SCRIPT_NAME: The virtual path to execute the CGI program, such as: /cgi-bin/query.cgi.
SERVER_NAME: The domain name or IP address of the computer running the WEB server software, such as: www.chinabyte.com.
SERVER_PORT: The port number of the WEB server, the default value is 80.
SERVER_PROTOCOL: The protocol name and version number used by the WEB server, such as: HTTPD/1.0.
SERVER_SOFTWARE: The name of the WEB server that executes CGI programs. The format is "server name/version number", such as: NCSA/1.5b5.

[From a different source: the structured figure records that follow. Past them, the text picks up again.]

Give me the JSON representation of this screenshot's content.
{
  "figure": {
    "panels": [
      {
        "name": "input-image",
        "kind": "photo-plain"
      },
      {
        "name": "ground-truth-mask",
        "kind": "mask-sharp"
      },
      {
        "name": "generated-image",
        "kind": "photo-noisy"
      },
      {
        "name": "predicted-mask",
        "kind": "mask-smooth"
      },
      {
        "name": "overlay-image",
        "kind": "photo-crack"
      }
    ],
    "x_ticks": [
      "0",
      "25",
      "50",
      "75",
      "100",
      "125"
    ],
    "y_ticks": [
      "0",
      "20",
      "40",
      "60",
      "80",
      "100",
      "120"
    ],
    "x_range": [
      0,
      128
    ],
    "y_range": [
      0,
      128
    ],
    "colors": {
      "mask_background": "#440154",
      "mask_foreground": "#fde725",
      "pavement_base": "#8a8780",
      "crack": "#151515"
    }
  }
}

HTTP_ACCEPT: "Acccpect: header line" sent by the client, corresponding to the MIME type that the client can handle, in the format of "type/subtype, type/subtype, etc.", such as: */*, image/gif, image/ jpeg.

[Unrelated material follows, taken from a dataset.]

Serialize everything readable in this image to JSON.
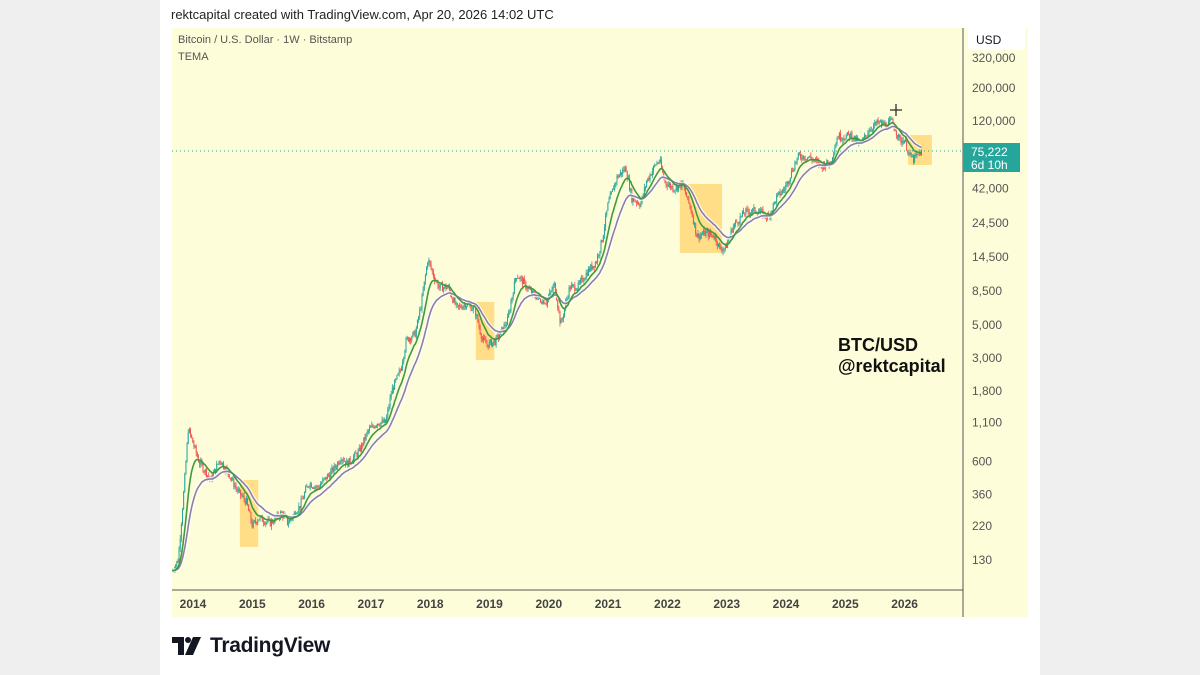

HTTP_REFERER: Yes Referer: The directory of the header line, containing the URL of the form (Form) when making a CGI request, such as: http://www.chinabyte.com/register.form.
HTTP_USER_AGENT: The name of the client browser that made the request, such as: Mozilla/1.2N (Windows;I;32bit).
You can see the above environment variables using the demonstration program in the previous lecture.
2.4.2, command line:
The CGI command line is only used when querying with ISINDEX. An ISINDEX query is a special query enclosed between <ISINDEX> and <BASE HREP="..">. The command line can take multiple parameters.
2.4.3. Standard input:
When using the POST method, the CGI program gets the transmitted data from stdin. As mentioned before, the CONTENT_TYPE and CONTENT_LENGTH environment variable values must be used. What should be noted is that the URL in the data is encoded, such as spaces are replaced by plus signs, ~ is replaced by %7E, etc.
2.4.4. Standard output:
CGI programs send data to the browser through standard output, or commands that can be interpreted by the WEB server. CGI programs can talk to the browser through the WEB server, and their program names must start with "nph-", which represents unanalyzed header information. The CGI program is responsible for the correctness of the HTTP header information returned to the browser.
When not using the nph-program, the server looks for three special headers that the CGI may return:
Content-type: MIME type header information, such as: When entering HTML, "Content-type:text/html" is commonly used.
Location: Tell the server that you are pointing to another document. The server either redirects the client or sends the document content, depending on whether the URL is a full path or a relative path.
Status: The status line sent by the server to the client. The format is: nnnXXXXX, nnn is a three-digit code, and XXXXX is the corresponding description text.